“Middle-Earth's First Scholar,” Dies At 95

Appreciating Christopher Tolkien and his efforts.
Friday 17 January 2020
Christopher Tolkien, photographed in 1992. Photo: Charles E Noad/Tolkien Society

The son of literary great J.R.R. Tolkien – author of The Lord of the Rings and The Hobbit – died on 15 January 2020, at the age of 95.

Regarded as “Middle-earth’s First Scholar,” by the Tolkien Society – the official body that promotes the life and works of the revered fantasy writer – Christopher’s death was informed and confirmed by Daniel Klass, Christopher’s brother-in-law.

Oxford University-educated Tolkien was the author’s third and youngest son, and was responsible carrying on the legacy of his father’s work following his death in 1973.

These are some of his efforts and contribution to the literary world:

Drew the map of Middle Earth

The son of the fantasy author drew the original Lord of the Rings map that everybody knows. The design is iconic, but his father only provided the outline – the drawing and calligraphy was entirely done by Christopher.

Continued the Tolkien legacy

“Christopher’s commitment to his father’s works has seen dozens of publications released, and his own work as an academic in Oxford demonstrates his ability and skill as a scholar,” shares Tolkien Society chairman Shaun Gunner.

The former lecturer in Old and Middle English as well as Old Icelandic at the University of Oxford spent years editing the works that had been left unfinished at the time of his father’s death in 1973.

He subsequently published these works – beginning in 1977 with The Silmarillion, which is a compendium of creation myths from Middle-earth, and continuing through the publication of the love story of Beren and Lúthien in 2017.

Managed Tolkien Creative Rights

The younger Tolkien was the literary executor of the Tolkien Estate, the legal body that manages the copyrights of J.R.R. Tolkien’s literary works. Christopher was responsible for managing the creative rights, and was known to be quite critical of the commercialisation of his father’s work.

In a 2012 interview with French newspaper Le Monde, Christopher was reported to say:

“Tolkien has become a monster, devoured by his own popularity and absorbed by the absurdity of our time.”

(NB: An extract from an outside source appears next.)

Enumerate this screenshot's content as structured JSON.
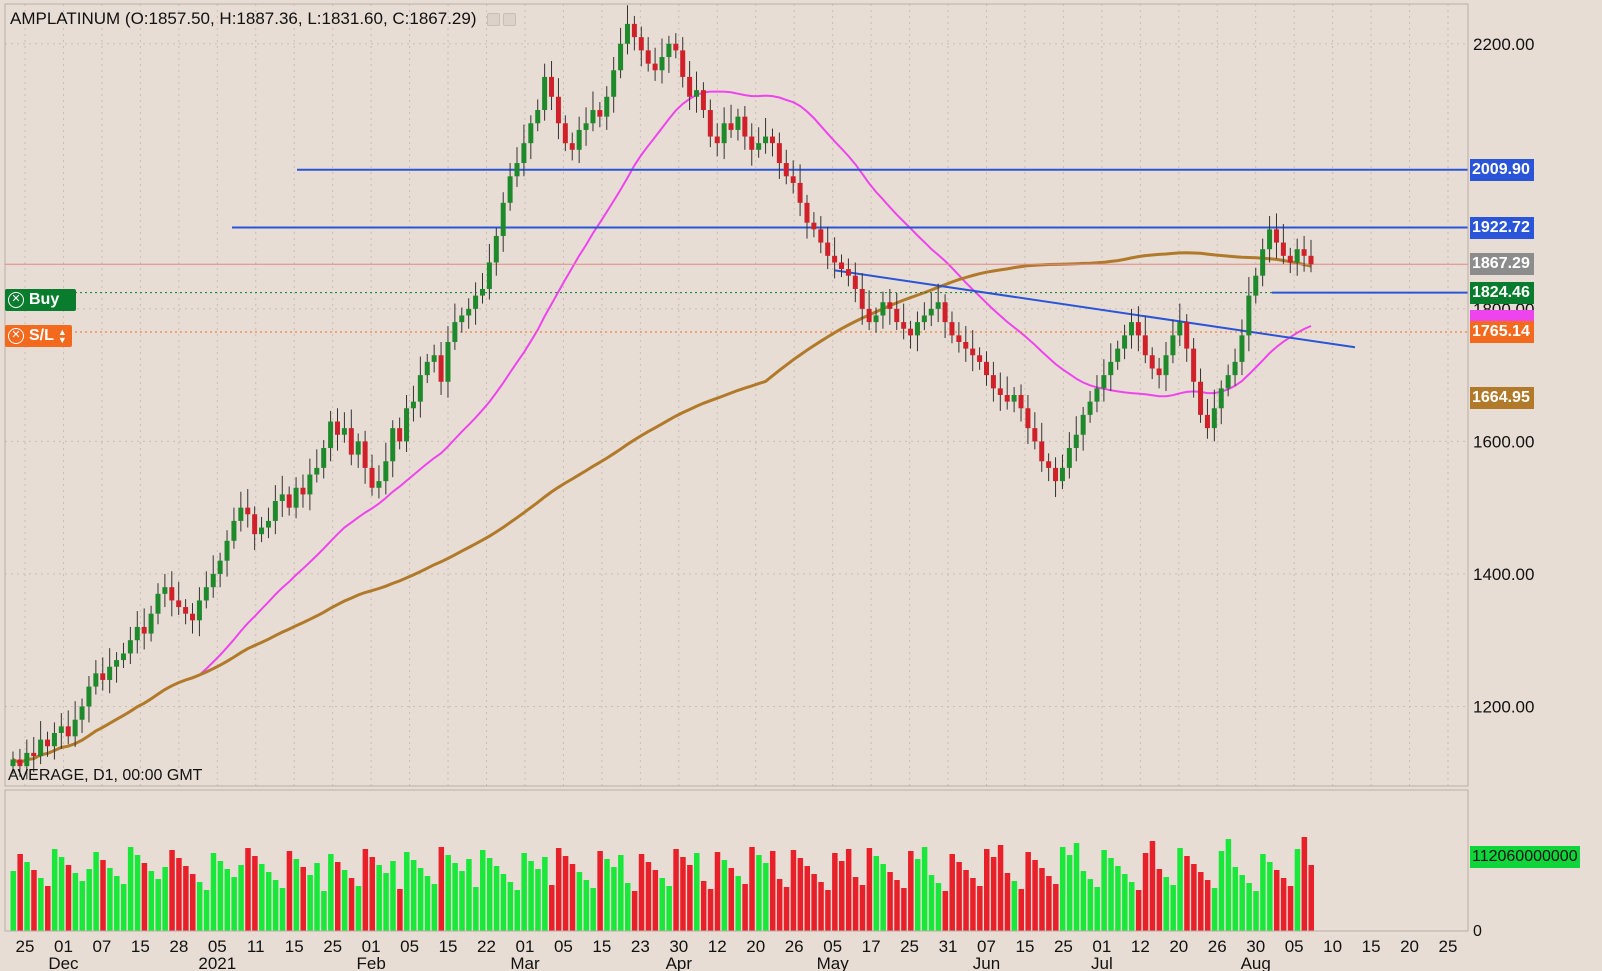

“The chasm between the beauty and seriousness of the work and what it has become has overwhelmed me. The commercialisation has reduced the aesthetic and philosophical impact of the creation to nothing.

“There is only one solution for me: to turn my head away.”

At current, executors of the estate include Christopher’s wife Baillie Tolkien, his nephew Michael George Tolkien and Priscilla Tolkien. Cathleen Blackburn of Manches & Co. has been the estate’s solicitor for many years.